Cette nouvelle vision du monde est apparue après l’annonce de la décision attendue de la FDA mercredi. « JUUL était [the] pivot de la crise du vapotage chez les jeunes ; cela était motivé par leurs produits et leurs pratiques marketing », Gottlieb tweeté. « La FDA a raison d’être circonspecte. »

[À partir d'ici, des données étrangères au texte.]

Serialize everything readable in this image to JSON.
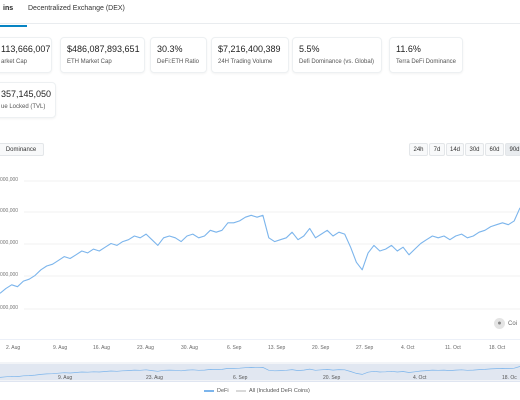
{
  "tabs": [
    {
      "label": "ins",
      "active": true
    },
    {
      "label": "Decentralized Exchange (DEX)",
      "active": false
    }
  ],
  "stats": [
    {
      "value": "113,666,007",
      "label": "arket Cap"
    },
    {
      "value": "$486,087,893,651",
      "label": "ETH Market Cap"
    },
    {
      "value": "30.3%",
      "label": "DeFi:ETH Ratio"
    },
    {
      "value": "$7,216,400,389",
      "label": "24H Trading Volume"
    },
    {
      "value": "5.5%",
      "label": "Defi Dominance (vs. Global)"
    },
    {
      "value": "11.6%",
      "label": "Terra DeFi Dominance"
    },
    {
      "value": "357,145,050",
      "label": "ue Locked (TVL)"
    }
  ],
  "view_buttons": {
    "dominance": "Dominance"
  },
  "range_buttons": [
    "24h",
    "7d",
    "14d",
    "30d",
    "60d",
    "90d"
  ],
  "active_range": "90d",
  "accent_color": "#0784c3",
  "series_color": "#7cb5ec",
  "chart_data": {
    "type": "line",
    "y_tick_labels": [
      "000,000",
      "000,000",
      "000,000",
      "000,000",
      "000,000"
    ],
    "x_tick_labels": [
      "2. Aug",
      "9. Aug",
      "16. Aug",
      "23. Aug",
      "30. Aug",
      "6. Sep",
      "13. Sep",
      "20. Sep",
      "27. Sep",
      "4. Oct",
      "11. Oct",
      "18. Oct"
    ],
    "navigator_labels": [
      "9. Aug",
      "23. Aug",
      "6. Sep",
      "20. Sep",
      "4. Oct",
      "18. Oc"
    ],
    "series": [
      {
        "name": "DeFi",
        "color": "#7cb5ec",
        "values": [
          0.05,
          0.1,
          0.14,
          0.12,
          0.18,
          0.2,
          0.24,
          0.3,
          0.34,
          0.36,
          0.4,
          0.44,
          0.42,
          0.46,
          0.5,
          0.48,
          0.52,
          0.5,
          0.54,
          0.58,
          0.56,
          0.6,
          0.62,
          0.66,
          0.64,
          0.68,
          0.62,
          0.56,
          0.64,
          0.66,
          0.64,
          0.6,
          0.66,
          0.68,
          0.64,
          0.66,
          0.72,
          0.7,
          0.72,
          0.8,
          0.8,
          0.82,
          0.86,
          0.88,
          0.86,
          0.88,
          0.64,
          0.6,
          0.62,
          0.64,
          0.7,
          0.62,
          0.66,
          0.74,
          0.64,
          0.68,
          0.72,
          0.66,
          0.7,
          0.68,
          0.54,
          0.38,
          0.3,
          0.48,
          0.56,
          0.5,
          0.52,
          0.56,
          0.5,
          0.54,
          0.46,
          0.52,
          0.58,
          0.62,
          0.66,
          0.64,
          0.66,
          0.62,
          0.66,
          0.68,
          0.64,
          0.66,
          0.7,
          0.72,
          0.76,
          0.78,
          0.8,
          0.78,
          0.82,
          0.96
        ]
      },
      {
        "name": "All (Included DeFi Coins)",
        "color": "#d9d9d9",
        "values": []
      }
    ]
  }
}
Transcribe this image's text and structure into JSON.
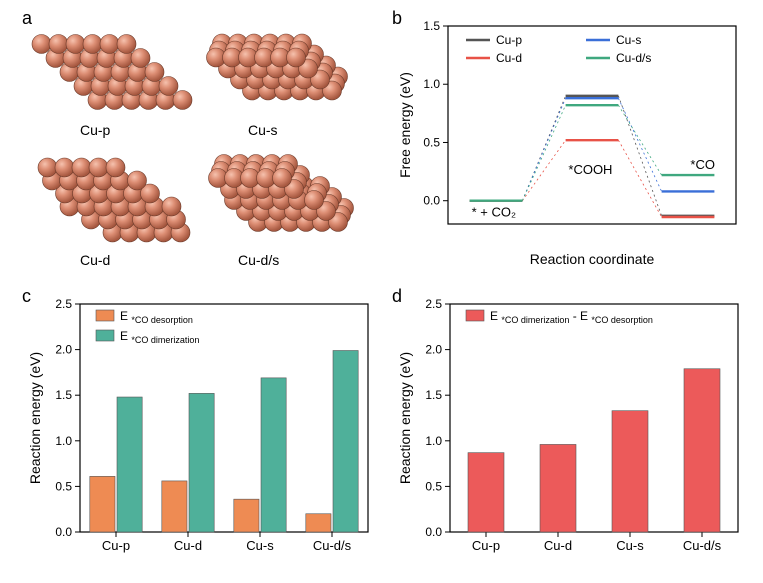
{
  "panel_a": {
    "label": "a",
    "structures": [
      {
        "name": "Cu-p"
      },
      {
        "name": "Cu-s"
      },
      {
        "name": "Cu-d"
      },
      {
        "name": "Cu-d/s"
      }
    ],
    "atom_fill": "#d9886f",
    "atom_stroke": "#7a4030",
    "atom_highlight": "#f2b39c",
    "atom_shadow": "#a85a45"
  },
  "panel_b": {
    "label": "b",
    "type": "line",
    "ylabel": "Free energy (eV)",
    "xlabel": "Reaction coordinate",
    "ylim": [
      0,
      1.5
    ],
    "ytick_step": 0.5,
    "yticks": [
      0.0,
      0.5,
      1.0,
      1.5
    ],
    "series": [
      {
        "name": "Cu-p",
        "color": "#555555",
        "values": [
          0.0,
          0.9,
          -0.13
        ]
      },
      {
        "name": "Cu-s",
        "color": "#3a6fd8",
        "values": [
          0.0,
          0.88,
          0.08
        ]
      },
      {
        "name": "Cu-d",
        "color": "#e85247",
        "values": [
          0.0,
          0.52,
          -0.14
        ]
      },
      {
        "name": "Cu-d/s",
        "color": "#3fa87f",
        "values": [
          0.0,
          0.82,
          0.22
        ]
      }
    ],
    "step_labels": [
      "* + CO₂",
      "*COOH",
      "*CO"
    ],
    "legend_order": [
      [
        "Cu-p",
        "Cu-s"
      ],
      [
        "Cu-d",
        "Cu-d/s"
      ]
    ],
    "background_color": "#ffffff",
    "axis_color": "#000000",
    "label_fontsize": 14,
    "tick_fontsize": 12
  },
  "panel_c": {
    "label": "c",
    "type": "bar",
    "ylabel": "Reaction energy (eV)",
    "ylim": [
      0.0,
      2.5
    ],
    "ytick_step": 0.5,
    "yticks": [
      0.0,
      0.5,
      1.0,
      1.5,
      2.0,
      2.5
    ],
    "categories": [
      "Cu-p",
      "Cu-d",
      "Cu-s",
      "Cu-d/s"
    ],
    "series": [
      {
        "name": "E *CO desorption",
        "color": "#ee8b53",
        "values": [
          0.61,
          0.56,
          0.36,
          0.2
        ]
      },
      {
        "name": "E *CO dimerization",
        "color": "#4fb09a",
        "values": [
          1.48,
          1.52,
          1.69,
          1.99
        ]
      }
    ],
    "bar_width": 0.35,
    "background_color": "#ffffff",
    "axis_color": "#000000",
    "label_fontsize": 14,
    "tick_fontsize": 12
  },
  "panel_d": {
    "label": "d",
    "type": "bar",
    "ylabel": "Reaction energy (eV)",
    "ylim": [
      0.0,
      2.5
    ],
    "ytick_step": 0.5,
    "yticks": [
      0.0,
      0.5,
      1.0,
      1.5,
      2.0,
      2.5
    ],
    "categories": [
      "Cu-p",
      "Cu-d",
      "Cu-s",
      "Cu-d/s"
    ],
    "series": [
      {
        "name": "E *CO dimerization - E *CO desorption",
        "color": "#ec5a5a",
        "values": [
          0.87,
          0.96,
          1.33,
          1.79
        ]
      }
    ],
    "bar_width": 0.5,
    "background_color": "#ffffff",
    "axis_color": "#000000",
    "label_fontsize": 14,
    "tick_fontsize": 12
  }
}
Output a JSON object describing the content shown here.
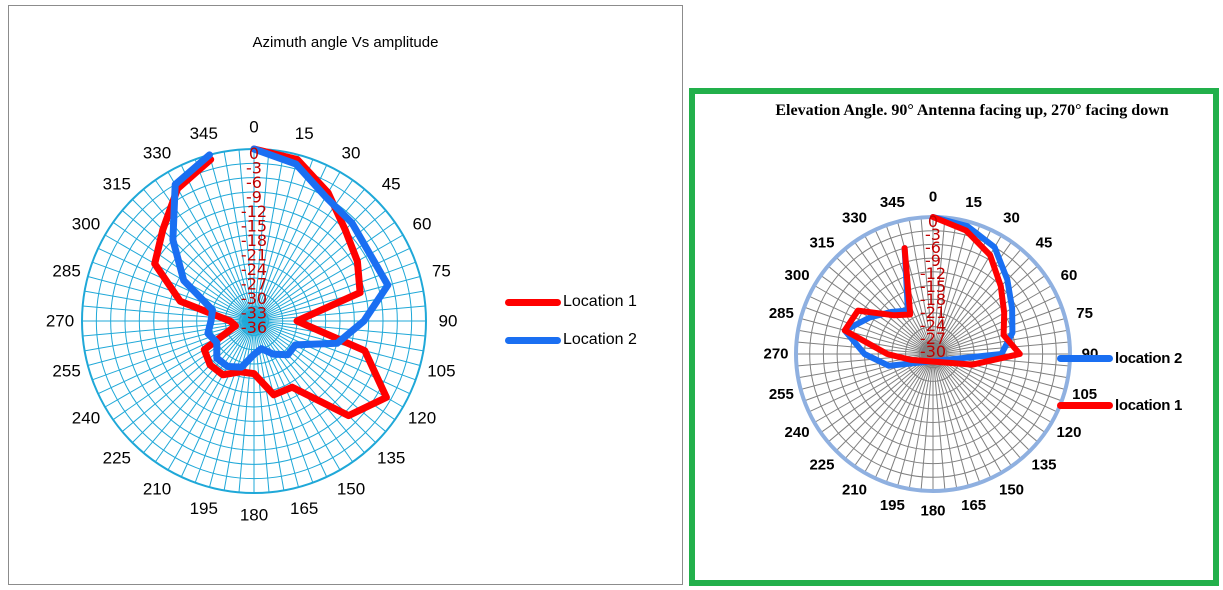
{
  "chart_data": [
    {
      "type": "polar-line",
      "title": "Azimuth angle Vs amplitude",
      "angle_ticks": [
        "0",
        "15",
        "30",
        "45",
        "60",
        "75",
        "90",
        "105",
        "120",
        "135",
        "150",
        "165",
        "180",
        "195",
        "210",
        "225",
        "240",
        "255",
        "270",
        "285",
        "300",
        "315",
        "330",
        "345"
      ],
      "radial_ticks": [
        "0",
        "-3",
        "-6",
        "-9",
        "-12",
        "-15",
        "-18",
        "-21",
        "-24",
        "-27",
        "-30",
        "-33",
        "-36"
      ],
      "rlim": [
        -36,
        0
      ],
      "grid": true,
      "legend_position": "right",
      "colors": {
        "grid": "#1fa8d8",
        "radial_labels": "#c00000"
      },
      "series": [
        {
          "name": "Location 1",
          "color": "#ff0000",
          "angles": [
            0,
            15,
            30,
            45,
            60,
            75,
            90,
            105,
            120,
            135,
            150,
            165,
            180,
            195,
            210,
            225,
            240,
            255,
            270,
            285,
            300,
            315,
            330,
            345
          ],
          "values": [
            0,
            -1,
            -5,
            -9,
            -11,
            -13,
            -27,
            -12,
            -4,
            -8,
            -20,
            -20,
            -25,
            -25,
            -23,
            -23,
            -24,
            -32,
            -31,
            -20,
            -12,
            -9,
            -4,
            -1
          ]
        },
        {
          "name": "Location 2",
          "color": "#1a6ff2",
          "angles": [
            0,
            15,
            30,
            45,
            60,
            75,
            90,
            105,
            120,
            135,
            150,
            165,
            180,
            195,
            210,
            225,
            240,
            255,
            270,
            285,
            300,
            315,
            330,
            345
          ],
          "values": [
            0,
            -2,
            -6,
            -7,
            -8,
            -7,
            -13,
            -18,
            -26,
            -26,
            -28,
            -30,
            -29,
            -26,
            -25,
            -25,
            -27,
            -26,
            -27,
            -27,
            -19,
            -12,
            -3,
            0
          ]
        }
      ]
    },
    {
      "type": "polar-line",
      "title": "Elevation Angle. 90° Antenna facing up, 270° facing down",
      "angle_ticks": [
        "0",
        "15",
        "30",
        "45",
        "60",
        "75",
        "90",
        "105",
        "120",
        "135",
        "150",
        "165",
        "180",
        "195",
        "210",
        "225",
        "240",
        "255",
        "270",
        "285",
        "300",
        "315",
        "330",
        "345"
      ],
      "radial_ticks": [
        "0",
        "-3",
        "-6",
        "-9",
        "-12",
        "-15",
        "-18",
        "-21",
        "-24",
        "-27",
        "-30"
      ],
      "rlim": [
        -30,
        0
      ],
      "grid": true,
      "legend_position": "right",
      "colors": {
        "grid": "#808080",
        "outer_ring": "#8fb0e0",
        "radial_labels": "#c00000"
      },
      "series": [
        {
          "name": "location 2",
          "color": "#1a6ff2",
          "angles": [
            0,
            15,
            30,
            45,
            60,
            75,
            90,
            255,
            270,
            285,
            300,
            315,
            330,
            345
          ],
          "values": [
            0,
            -1,
            -3,
            -7,
            -10,
            -12,
            -15,
            -20,
            -15,
            -10,
            -14,
            -17,
            -19,
            -6
          ]
        },
        {
          "name": "location 1",
          "color": "#ff0000",
          "angles": [
            0,
            15,
            30,
            45,
            60,
            75,
            90,
            105,
            255,
            270,
            285,
            300,
            315,
            330,
            345
          ],
          "values": [
            0,
            -2,
            -5,
            -9,
            -12,
            -14,
            -11,
            -21,
            -25,
            -20,
            -10,
            -11,
            -18,
            -20,
            -6
          ]
        }
      ]
    }
  ],
  "legend_left": [
    {
      "label": "Location 1",
      "color": "#ff0000"
    },
    {
      "label": "Location 2",
      "color": "#1a6ff2"
    }
  ],
  "legend_right": [
    {
      "label": "location 2",
      "color": "#1a6ff2"
    },
    {
      "label": "location 1",
      "color": "#ff0000"
    }
  ]
}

Malgré le passé controversé de Juul, certains pensent que réglementer la disparition du produit est une perte pour la santé publique. Les cigarettes électroniques sont également utilisées par les adultes à la recherche d’une alternative moins nocive aux cigarettes, et retirer l’une des plus grandes marques du pays du marché pourrait rendre cela plus difficile.

Il y a beaucoup de débats sur l’efficacité réelle des cigarettes électroniques pour les adultes qui cherchent à arrêter de fumer, et de nombreuses questions subsistent quant à leurs effets à long terme sur la santé. Mais des études suggèrent que les cigarettes électroniques aident au moins certains fumeurs à arrêter de fumer et contiennent moins de toxines connues que les cigarettes de tabac traditionnelles. Étant donné que les maladies liées au tabagisme tuent près d’un demi-million d’Américains chaque année, toute amélioration dans ce domaine pourrait sauver des vies.

Sous l’administration Biden, la FDA a adopté une approche agressive de la réglementation du tabac. Il est allé de l’avant avec des plans visant à interdire les cigarettes au menthol et, plus récemment, a annoncé son intention de limiter la quantité de nicotine dans toutes les cigarettes. Sa décision de retirer Juul du marché s’inscrit dans la continuité de cette tendance de santé publique audacieuse et polarisante.